The star of the controversy so far is Wilson-Raybould’s father, the chief of a B.C. Indigenous tribe. He is happy to call himself and his people using the term “Indians” and makes the point that all the money squandered on “Indian Affairs” is wasted on lawyers and bureaucrats and that 68 per cent of Indians in traditional areas “do not have potable water, and I have no confidence in the white man’s justice.” This is in spite of the mindless and relentless truckling of the Canadian judiciary to the native people for over 30 years. This white man doesn’t have much confidence in it either, but for other reasons. The prime minister should name the ex-justice minister’s father the minister of whatever is the current name of the Indian Affairs department (which Pierre Trudeau promised to shut down 40 years ago).

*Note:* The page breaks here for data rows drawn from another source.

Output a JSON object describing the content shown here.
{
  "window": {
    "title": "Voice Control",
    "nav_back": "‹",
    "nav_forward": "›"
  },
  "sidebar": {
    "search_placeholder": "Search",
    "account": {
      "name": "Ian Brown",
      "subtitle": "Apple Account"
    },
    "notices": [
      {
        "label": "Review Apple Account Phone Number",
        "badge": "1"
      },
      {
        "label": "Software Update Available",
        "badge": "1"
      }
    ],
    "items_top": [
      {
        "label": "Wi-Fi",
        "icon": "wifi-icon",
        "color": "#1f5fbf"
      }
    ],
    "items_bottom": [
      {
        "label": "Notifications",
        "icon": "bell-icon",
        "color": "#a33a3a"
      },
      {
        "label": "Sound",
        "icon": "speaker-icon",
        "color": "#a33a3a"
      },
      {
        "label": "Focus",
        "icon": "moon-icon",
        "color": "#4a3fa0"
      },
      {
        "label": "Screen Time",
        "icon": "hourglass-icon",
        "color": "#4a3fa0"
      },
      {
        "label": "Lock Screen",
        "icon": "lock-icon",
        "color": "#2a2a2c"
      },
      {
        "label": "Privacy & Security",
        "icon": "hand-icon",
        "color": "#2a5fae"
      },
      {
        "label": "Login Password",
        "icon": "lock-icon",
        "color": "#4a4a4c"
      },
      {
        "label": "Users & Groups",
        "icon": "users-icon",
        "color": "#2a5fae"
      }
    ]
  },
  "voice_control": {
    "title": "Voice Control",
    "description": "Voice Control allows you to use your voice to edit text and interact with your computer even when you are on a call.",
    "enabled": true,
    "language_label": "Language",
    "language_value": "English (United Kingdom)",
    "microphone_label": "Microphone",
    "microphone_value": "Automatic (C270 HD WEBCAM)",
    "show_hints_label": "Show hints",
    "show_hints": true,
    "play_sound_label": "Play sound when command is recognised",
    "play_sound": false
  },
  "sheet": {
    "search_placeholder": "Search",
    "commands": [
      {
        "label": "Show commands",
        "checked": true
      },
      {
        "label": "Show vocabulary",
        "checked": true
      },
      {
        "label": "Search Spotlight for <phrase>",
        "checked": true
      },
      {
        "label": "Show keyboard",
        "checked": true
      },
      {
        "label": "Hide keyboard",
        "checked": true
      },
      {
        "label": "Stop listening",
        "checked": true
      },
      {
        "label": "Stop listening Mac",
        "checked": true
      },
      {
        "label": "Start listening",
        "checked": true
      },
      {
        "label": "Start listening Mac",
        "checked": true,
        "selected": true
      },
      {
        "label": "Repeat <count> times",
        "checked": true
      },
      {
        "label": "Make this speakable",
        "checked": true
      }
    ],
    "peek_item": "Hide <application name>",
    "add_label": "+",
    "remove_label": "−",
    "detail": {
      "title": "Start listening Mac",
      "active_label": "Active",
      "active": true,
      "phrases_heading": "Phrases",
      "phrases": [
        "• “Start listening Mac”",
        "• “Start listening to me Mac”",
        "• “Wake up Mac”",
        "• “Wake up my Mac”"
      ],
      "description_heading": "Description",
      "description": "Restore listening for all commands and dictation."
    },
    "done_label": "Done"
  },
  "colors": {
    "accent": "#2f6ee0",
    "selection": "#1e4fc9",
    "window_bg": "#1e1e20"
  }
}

Note: As has been widely recognized, Michael Wilson, the former minister of finance and ambassador to the United States who died last week aged 81, was a capable, honest, dedicated, likeable and talented man. He is one of the very few people who entered public life for the sole purpose of being of help to the country, and who had a successful career there but never, in four parliamentary terms, including nine years as a prominent cabinet minister, attracted a nasty or even a disparaging word from his opponents or the media. He did great honour to all of the high positions he held through almost all of the 42 years of our thoroughly cordial acquaintance.